The EU agreement would set catch limits at FMSY by 2015 where possible, and by 2020 in other cases. It has also promised to move to BMSY, but without a firm date, to the chagrin of conservationists. “That’s one of the unfortunate things,” says Saskia Richartz, fisheries policy director for Brussels-based Greenpeace EU. Richartz also worries that EU ministers will have the final say in setting catch limits and may not stick to the science. “It now says in the text very clearly [ministers] must stick to scientific advice,” says Richartz. But “it remains hope rather than certainty” that ministers will honour the FMSY targets set by scientists.
Rainer Froese, a marine ecologist at the GEOMAR Helmholtz Center for Ocean Research in Kiel, Germany, is also not entirely pleased with the agreement. He says that the council has won a loophole in the ‘discard ban’, in that some fishermen will still be able to throw back up to 5% of their catches. Critics also say that the 5% exemption will make excessive discarding difficult to enforce, because it will be hard to prove that fishing operations, caught in the act of throwing animals back into the sea, are exceeding their quota.
Froese also worries about the willingness of member states to set catch limits in line with FMSY, and says that there will be pressure on scientists to increase their estimates of FMSY in a way that benefits the industry. His own research suggests that the fisheries for some stocks, such as the North Sea cod, will need to be closed altogether for several years before the population can recover.
Other experts are more positive about the reform, and note that catches in recent years have already moved closer to scientists’ advice. There are even signs that some northeast Atlantic stocks are bouncing back: EU data indicate that the number of overfished stocks — in which more animals are caught than prescribed by FMSY — dropped from 94% in 2005 to 47% in 2012. Some stocks of herring, plaice and haddock are now fished at FMSY levels.
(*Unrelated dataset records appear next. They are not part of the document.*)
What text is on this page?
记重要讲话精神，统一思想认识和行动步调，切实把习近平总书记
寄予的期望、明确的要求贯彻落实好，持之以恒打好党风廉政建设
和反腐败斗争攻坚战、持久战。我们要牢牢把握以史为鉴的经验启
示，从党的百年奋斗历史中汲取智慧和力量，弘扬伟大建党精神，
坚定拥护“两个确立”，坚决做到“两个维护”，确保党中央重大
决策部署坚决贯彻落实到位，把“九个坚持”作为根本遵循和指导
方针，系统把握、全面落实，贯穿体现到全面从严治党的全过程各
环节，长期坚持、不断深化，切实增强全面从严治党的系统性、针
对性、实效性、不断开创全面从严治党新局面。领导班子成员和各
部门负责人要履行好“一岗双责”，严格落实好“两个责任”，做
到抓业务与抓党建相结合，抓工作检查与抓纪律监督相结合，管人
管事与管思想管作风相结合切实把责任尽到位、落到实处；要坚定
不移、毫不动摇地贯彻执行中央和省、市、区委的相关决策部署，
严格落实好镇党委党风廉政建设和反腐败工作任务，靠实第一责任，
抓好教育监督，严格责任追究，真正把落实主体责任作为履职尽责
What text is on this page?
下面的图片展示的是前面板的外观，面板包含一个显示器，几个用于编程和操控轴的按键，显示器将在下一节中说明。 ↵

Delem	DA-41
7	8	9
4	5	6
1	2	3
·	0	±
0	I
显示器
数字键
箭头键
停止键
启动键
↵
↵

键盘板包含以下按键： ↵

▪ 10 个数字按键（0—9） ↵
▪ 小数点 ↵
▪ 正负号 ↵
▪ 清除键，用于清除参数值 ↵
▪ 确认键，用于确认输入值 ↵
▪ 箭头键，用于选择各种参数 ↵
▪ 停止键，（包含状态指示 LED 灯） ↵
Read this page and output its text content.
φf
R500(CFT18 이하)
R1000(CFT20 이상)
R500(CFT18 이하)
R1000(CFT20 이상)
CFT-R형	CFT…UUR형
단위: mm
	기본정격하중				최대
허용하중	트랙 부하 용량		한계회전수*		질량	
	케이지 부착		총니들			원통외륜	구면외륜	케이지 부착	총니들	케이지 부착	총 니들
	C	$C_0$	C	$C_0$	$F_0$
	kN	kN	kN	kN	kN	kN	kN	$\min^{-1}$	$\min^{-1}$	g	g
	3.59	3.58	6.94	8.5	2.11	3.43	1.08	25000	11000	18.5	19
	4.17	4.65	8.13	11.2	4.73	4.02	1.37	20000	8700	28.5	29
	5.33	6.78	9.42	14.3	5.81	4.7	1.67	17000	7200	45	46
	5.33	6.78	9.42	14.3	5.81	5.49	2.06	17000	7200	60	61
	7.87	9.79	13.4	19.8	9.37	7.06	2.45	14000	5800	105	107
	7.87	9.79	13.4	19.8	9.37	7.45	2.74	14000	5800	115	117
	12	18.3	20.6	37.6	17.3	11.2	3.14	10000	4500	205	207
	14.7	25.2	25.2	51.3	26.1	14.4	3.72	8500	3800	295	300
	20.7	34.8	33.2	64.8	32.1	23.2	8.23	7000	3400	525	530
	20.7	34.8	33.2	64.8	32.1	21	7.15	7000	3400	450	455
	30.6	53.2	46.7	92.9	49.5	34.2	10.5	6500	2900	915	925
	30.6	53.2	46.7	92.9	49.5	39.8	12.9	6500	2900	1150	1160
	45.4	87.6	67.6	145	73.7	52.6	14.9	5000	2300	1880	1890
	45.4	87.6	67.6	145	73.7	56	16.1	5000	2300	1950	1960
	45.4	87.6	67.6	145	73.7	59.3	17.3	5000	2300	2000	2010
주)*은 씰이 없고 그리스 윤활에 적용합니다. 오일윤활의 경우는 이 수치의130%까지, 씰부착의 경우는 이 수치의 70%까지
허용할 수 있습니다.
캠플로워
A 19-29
Massimiliano Cardinale, a fisheries researcher at the Swedish University of Agricultural Sciences in Lysekil, says that although some stocks are recovering, the big challenge will be recovering the over-exploited and commercially important top predators such as cod and tuna. Bringing them back would reshape entire ecosystems off Europe’s coasts, he adds.
This will not happen by 2015, and probably not by 2020, says Cardinale, but with a bit more time “the ecosystem might look more like it should do”.